Yesterday, PETA sent a formal request to Gordon Myers, executive director of the North Carolina Wildlife Resources Commission (WRC), asking that the agency revoke or refuse to renew the wildlife-captivity licenses and the endangered-species permit belonging to James Bass, operator of Jambbas Ranch Tours, a deplorable menagerie in Cumberland County. In the request, PETA points out that North Carolina law provides that wildlife permits are supposed to be issued only to supply humane treatment to wildlife and that Bass has failed miserably to do so—in fact, he even admits that he has violated state laws aimed at protecting animals. PETA also asks the WRC to seize the endangered alligators and other animals whom the agency has jurisdiction over at the facility and offers its assistance in finding them new homes.
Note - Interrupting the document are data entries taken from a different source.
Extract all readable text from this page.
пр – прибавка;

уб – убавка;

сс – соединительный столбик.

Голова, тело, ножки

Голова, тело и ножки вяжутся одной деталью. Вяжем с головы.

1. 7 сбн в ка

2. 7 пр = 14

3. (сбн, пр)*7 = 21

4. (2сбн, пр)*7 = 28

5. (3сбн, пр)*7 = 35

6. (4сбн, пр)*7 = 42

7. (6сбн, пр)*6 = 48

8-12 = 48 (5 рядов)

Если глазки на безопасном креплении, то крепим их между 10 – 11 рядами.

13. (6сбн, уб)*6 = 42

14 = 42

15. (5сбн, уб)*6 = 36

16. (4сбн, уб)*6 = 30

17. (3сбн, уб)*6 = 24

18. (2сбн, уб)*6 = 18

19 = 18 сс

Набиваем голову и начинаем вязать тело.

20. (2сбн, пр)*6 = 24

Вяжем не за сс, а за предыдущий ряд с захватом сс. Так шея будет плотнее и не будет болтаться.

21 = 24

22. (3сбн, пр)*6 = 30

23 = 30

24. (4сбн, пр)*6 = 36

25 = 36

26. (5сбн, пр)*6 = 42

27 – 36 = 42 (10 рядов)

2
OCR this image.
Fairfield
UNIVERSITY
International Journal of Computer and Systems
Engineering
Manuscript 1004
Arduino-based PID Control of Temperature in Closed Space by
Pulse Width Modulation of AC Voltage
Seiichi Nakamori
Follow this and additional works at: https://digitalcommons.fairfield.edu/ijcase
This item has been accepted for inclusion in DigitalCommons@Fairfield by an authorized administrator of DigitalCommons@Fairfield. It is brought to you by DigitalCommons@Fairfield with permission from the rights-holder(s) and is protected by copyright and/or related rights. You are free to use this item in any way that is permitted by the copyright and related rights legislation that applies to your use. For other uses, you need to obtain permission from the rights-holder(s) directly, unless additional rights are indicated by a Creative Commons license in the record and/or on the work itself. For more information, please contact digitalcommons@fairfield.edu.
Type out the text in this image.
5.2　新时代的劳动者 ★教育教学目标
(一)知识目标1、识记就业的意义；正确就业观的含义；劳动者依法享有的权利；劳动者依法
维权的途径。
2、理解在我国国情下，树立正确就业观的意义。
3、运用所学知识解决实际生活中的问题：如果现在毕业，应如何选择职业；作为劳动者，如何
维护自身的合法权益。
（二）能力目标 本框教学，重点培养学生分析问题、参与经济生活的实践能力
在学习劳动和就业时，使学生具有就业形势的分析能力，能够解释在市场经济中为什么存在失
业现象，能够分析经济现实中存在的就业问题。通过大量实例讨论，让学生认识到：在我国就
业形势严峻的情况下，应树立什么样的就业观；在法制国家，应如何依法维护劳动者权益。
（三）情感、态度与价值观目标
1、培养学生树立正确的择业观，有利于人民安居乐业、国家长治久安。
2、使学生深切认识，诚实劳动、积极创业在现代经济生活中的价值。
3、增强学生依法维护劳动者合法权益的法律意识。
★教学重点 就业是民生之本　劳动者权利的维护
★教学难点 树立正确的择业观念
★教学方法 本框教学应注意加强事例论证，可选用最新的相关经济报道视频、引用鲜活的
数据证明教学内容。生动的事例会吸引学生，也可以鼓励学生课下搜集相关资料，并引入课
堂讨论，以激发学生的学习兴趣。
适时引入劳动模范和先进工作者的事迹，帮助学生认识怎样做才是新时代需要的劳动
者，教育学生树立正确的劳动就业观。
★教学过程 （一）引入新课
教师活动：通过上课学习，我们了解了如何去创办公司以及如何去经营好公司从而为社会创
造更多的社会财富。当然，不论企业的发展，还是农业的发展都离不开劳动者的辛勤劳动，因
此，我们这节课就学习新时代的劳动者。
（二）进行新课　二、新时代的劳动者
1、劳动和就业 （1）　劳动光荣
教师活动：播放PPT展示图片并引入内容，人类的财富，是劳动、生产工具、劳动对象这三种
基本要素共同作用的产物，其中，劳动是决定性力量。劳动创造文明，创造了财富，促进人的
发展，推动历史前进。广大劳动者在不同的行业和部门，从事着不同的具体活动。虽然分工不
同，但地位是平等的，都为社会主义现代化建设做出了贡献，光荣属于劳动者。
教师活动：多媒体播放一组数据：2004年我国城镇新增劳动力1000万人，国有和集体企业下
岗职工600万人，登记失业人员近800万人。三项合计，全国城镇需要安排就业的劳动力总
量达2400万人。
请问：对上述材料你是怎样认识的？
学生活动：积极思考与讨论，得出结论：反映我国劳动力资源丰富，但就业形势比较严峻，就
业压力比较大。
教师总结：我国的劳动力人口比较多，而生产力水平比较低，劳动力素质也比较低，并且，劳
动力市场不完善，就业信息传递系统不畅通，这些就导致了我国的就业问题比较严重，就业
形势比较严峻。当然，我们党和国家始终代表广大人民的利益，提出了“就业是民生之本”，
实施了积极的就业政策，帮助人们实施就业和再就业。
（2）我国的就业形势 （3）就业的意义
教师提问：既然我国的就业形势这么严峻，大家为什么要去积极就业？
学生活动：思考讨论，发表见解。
Following complaints and a lawsuit by PETA and others, Jambbas currently faces nearly a dozen federal Animal Welfare Act (AWA) violations, including failure to provide adequate veterinary care on six separate occasions—including for two goats, one of whom was found dead by an inspector.
"Jambbas Ranch is a hellhole for the animals imprisoned there," says PETA Foundation Director of Captive Animal Law Enforcement Delcianna Winders. "Violating state cruelty-to-animals laws and other animal-protection laws is more than enough reason for the Wildlife Resources Commission to deny Jambbas the licenses and permits it needs to continue forcing animals to live in pain and squalor."
In October, PETA called on the U.S. Department of Agriculture to take action against Jambbas for several apparent violations of the AWA, including a dead rabbit locked in a cage, mounds of waste underneath wire rabbit cages, filthy water in the goats' enclosure, and raw, open wounds on a bison. Jambbas' past violations of the AWA include repeatedly failing to provide numerous animals with veterinary care, allowing bison to be swarmed by flies until their skin was so irritated that they licked it raw, and forcing potbellied pigs and goats to live in enclosures covered with waste.